Since the title of my blog is The Security Check, it's only appropriate that I address a topic of marginal importance at the TSA's security checkpoints. A great story from USA Today (now posted on SecurityInfoWatch.com at this link) makes note of how the TSA is selling advertising space in the bottom of the security bins that we all deposit our laptops, shoes and belongings in as we make our way through metal detectors and X-ray machines at U.S. airports.

Now at first, I'm a bit miffed by this idea. If TSA has me captive for a security check, should I be treated like a captive audience and shown marketing messages? (Rolodex was the first advertiser -- who knew that company was even still in business since the age of the computer address book left them in the dust.) So then I got to thinking about security fees and put my research hat on.
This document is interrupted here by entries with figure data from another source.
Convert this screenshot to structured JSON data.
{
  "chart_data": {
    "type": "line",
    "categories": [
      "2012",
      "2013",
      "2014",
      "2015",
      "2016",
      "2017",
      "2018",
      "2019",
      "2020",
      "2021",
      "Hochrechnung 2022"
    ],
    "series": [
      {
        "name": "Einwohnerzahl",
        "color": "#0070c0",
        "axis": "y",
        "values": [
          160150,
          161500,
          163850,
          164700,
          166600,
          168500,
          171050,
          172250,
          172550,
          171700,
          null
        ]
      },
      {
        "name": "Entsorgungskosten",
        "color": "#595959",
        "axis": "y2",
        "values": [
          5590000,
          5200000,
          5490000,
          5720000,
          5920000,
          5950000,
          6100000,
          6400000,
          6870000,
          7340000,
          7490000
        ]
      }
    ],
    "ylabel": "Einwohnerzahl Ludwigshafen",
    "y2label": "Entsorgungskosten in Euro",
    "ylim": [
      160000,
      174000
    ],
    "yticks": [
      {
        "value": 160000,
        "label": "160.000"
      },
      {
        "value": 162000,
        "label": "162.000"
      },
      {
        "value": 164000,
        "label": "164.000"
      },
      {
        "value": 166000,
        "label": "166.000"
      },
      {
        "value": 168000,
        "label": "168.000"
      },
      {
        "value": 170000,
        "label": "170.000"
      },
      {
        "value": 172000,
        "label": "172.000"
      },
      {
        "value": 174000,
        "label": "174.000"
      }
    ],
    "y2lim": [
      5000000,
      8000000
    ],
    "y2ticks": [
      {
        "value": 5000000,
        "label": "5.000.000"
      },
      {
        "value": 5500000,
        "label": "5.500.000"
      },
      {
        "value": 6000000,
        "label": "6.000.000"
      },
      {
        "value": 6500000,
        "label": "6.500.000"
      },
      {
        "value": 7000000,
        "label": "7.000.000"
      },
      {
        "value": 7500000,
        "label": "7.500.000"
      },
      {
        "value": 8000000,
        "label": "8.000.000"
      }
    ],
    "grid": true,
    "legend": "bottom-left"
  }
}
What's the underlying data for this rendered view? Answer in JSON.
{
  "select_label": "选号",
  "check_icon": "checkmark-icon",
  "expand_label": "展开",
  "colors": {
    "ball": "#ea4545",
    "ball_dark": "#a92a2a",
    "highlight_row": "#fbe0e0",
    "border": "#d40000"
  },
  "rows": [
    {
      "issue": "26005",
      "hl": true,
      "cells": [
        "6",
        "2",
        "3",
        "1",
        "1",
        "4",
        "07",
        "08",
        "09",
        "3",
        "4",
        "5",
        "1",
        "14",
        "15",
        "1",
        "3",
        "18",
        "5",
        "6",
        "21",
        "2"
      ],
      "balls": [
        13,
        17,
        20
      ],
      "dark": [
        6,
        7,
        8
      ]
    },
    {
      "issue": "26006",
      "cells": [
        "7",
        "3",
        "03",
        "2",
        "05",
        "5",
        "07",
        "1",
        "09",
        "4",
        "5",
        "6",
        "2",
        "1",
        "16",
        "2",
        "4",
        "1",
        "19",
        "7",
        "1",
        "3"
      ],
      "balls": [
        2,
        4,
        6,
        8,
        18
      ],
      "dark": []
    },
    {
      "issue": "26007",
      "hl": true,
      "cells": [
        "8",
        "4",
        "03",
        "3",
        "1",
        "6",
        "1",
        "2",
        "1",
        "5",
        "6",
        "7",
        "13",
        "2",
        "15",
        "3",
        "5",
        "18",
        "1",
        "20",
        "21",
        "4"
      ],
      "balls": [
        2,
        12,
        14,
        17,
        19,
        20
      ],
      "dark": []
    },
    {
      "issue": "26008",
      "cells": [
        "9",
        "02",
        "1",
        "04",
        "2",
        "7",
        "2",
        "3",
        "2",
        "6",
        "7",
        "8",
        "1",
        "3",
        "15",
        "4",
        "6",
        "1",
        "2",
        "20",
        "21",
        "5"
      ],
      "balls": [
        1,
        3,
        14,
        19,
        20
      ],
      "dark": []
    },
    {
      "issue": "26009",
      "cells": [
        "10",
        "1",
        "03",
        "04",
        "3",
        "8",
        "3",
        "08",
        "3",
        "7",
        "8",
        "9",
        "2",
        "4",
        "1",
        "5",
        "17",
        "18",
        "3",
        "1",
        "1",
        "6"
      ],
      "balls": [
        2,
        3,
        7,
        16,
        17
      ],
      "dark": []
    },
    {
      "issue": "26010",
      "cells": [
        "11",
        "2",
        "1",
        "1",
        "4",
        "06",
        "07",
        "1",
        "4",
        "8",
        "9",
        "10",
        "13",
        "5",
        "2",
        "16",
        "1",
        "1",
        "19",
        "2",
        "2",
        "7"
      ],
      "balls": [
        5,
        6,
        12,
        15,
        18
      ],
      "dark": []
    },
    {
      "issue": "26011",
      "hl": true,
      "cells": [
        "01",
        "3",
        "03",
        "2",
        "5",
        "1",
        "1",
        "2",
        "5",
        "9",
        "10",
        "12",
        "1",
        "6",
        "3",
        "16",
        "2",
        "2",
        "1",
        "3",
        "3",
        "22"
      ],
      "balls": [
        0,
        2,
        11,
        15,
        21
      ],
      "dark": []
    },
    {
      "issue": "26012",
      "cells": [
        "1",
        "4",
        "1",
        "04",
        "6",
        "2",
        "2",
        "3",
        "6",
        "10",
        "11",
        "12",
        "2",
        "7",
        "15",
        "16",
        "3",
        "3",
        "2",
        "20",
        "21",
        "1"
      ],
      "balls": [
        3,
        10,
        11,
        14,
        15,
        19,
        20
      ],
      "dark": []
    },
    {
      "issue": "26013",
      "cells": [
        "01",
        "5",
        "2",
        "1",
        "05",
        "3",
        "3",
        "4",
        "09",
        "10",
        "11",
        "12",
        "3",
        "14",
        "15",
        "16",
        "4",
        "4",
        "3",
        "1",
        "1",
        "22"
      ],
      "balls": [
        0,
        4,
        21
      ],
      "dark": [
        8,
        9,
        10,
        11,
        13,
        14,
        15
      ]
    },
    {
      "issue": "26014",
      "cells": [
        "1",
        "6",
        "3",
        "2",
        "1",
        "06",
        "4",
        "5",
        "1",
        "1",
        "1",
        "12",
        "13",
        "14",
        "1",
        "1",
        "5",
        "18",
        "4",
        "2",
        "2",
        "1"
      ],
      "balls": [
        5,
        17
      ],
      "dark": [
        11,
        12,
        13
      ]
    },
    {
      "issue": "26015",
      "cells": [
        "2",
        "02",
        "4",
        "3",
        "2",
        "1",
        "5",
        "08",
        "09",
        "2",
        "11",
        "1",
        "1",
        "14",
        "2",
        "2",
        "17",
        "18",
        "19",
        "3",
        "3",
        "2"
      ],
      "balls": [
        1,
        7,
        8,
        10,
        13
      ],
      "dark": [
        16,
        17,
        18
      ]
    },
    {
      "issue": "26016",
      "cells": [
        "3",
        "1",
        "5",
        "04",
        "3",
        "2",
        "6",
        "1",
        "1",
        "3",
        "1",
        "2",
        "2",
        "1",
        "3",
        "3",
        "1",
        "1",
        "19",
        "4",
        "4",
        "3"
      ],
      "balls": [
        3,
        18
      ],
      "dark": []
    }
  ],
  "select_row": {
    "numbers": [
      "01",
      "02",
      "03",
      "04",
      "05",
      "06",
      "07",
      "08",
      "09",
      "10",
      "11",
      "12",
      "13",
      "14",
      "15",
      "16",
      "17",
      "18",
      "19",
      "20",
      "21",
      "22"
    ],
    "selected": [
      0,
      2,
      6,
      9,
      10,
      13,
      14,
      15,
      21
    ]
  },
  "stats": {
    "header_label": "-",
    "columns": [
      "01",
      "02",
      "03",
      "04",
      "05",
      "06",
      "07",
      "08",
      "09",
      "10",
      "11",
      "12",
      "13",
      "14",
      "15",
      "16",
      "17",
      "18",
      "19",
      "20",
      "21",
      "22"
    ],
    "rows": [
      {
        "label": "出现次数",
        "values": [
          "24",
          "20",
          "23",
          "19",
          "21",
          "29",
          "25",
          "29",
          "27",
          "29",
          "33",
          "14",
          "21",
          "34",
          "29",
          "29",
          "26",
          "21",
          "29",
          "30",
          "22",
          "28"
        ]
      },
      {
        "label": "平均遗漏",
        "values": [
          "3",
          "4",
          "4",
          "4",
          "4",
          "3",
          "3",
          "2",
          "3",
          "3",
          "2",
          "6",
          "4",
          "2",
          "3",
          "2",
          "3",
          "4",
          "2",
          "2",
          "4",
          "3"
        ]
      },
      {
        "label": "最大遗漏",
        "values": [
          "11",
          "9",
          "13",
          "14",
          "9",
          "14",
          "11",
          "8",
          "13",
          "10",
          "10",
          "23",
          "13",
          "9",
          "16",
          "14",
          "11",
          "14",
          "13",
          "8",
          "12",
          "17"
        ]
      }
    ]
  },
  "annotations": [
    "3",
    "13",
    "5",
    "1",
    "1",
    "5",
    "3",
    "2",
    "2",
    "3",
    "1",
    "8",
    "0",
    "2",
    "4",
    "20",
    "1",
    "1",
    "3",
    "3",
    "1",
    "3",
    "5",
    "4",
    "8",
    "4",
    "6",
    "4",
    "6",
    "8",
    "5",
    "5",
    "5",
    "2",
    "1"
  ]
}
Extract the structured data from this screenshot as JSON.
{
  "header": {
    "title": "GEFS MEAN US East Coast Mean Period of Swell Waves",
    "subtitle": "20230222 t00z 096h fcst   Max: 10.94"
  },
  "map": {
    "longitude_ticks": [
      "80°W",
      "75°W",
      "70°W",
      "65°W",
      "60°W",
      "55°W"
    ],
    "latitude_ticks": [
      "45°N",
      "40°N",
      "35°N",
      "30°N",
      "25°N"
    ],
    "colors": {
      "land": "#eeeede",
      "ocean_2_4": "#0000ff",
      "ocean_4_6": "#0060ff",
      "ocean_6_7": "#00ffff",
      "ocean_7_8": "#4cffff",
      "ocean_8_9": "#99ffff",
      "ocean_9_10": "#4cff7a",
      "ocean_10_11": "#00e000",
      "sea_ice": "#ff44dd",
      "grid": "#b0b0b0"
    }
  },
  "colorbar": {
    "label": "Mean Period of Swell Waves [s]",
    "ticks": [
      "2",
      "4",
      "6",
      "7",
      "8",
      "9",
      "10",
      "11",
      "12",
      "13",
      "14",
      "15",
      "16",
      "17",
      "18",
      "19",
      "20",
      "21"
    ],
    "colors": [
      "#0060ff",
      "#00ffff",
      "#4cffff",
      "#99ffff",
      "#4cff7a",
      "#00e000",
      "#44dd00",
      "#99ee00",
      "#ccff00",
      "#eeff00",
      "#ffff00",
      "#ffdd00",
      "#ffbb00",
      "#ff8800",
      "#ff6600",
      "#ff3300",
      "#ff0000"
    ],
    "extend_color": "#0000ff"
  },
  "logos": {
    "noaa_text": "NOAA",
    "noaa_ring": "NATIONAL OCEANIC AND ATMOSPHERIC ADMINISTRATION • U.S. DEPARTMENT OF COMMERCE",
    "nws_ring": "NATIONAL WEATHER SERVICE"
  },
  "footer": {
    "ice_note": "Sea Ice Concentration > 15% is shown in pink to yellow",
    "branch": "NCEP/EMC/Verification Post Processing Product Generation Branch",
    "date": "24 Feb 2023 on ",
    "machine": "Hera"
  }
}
Here's what I've got:

-- $2.50 per enplanement that must be paid to the TSA -- this is added to ticket cost and is called the September 11 Security Fee.
-- Then they hit the air carriers with a Aviation Security Infrastructure Fee that is supposed to be the same cost as what the airlines had to pay in 2000 before TSA took over screening duties
-- then add in the cost of Air Marshalls (we're not supposed to know how many are on duty, but the word is that though the number jumped after 9-11, it's been sliding back)
-- Extra costs of new detection system equipment from companies like GE and L-3 and Smith's (and you won't even touch an upgrade to new equipment from these companies without dropping a quick $1M for your (small) airport, and it's a staggering number when you're looking at detection systems upgrades for full-size passenger airport like JFK or Denver).

I don't know, but I'm going to venture a rough guess that there are probably about $15 in additional security costs per enplanement (not all paid by the ticket purchaser directly) since 9-11. And that gets me thinking -- maybe they can keep those costs flat or slightly shrink them if this advertising program works.

So I say, "Keep on trying to sell me a Rolodex as long as TSA security costs are managed."

An addendum: Maybe you should consider selling Starbucks or Costco advertising space on your employee IDs if your corporate security budget was a little short for 2007.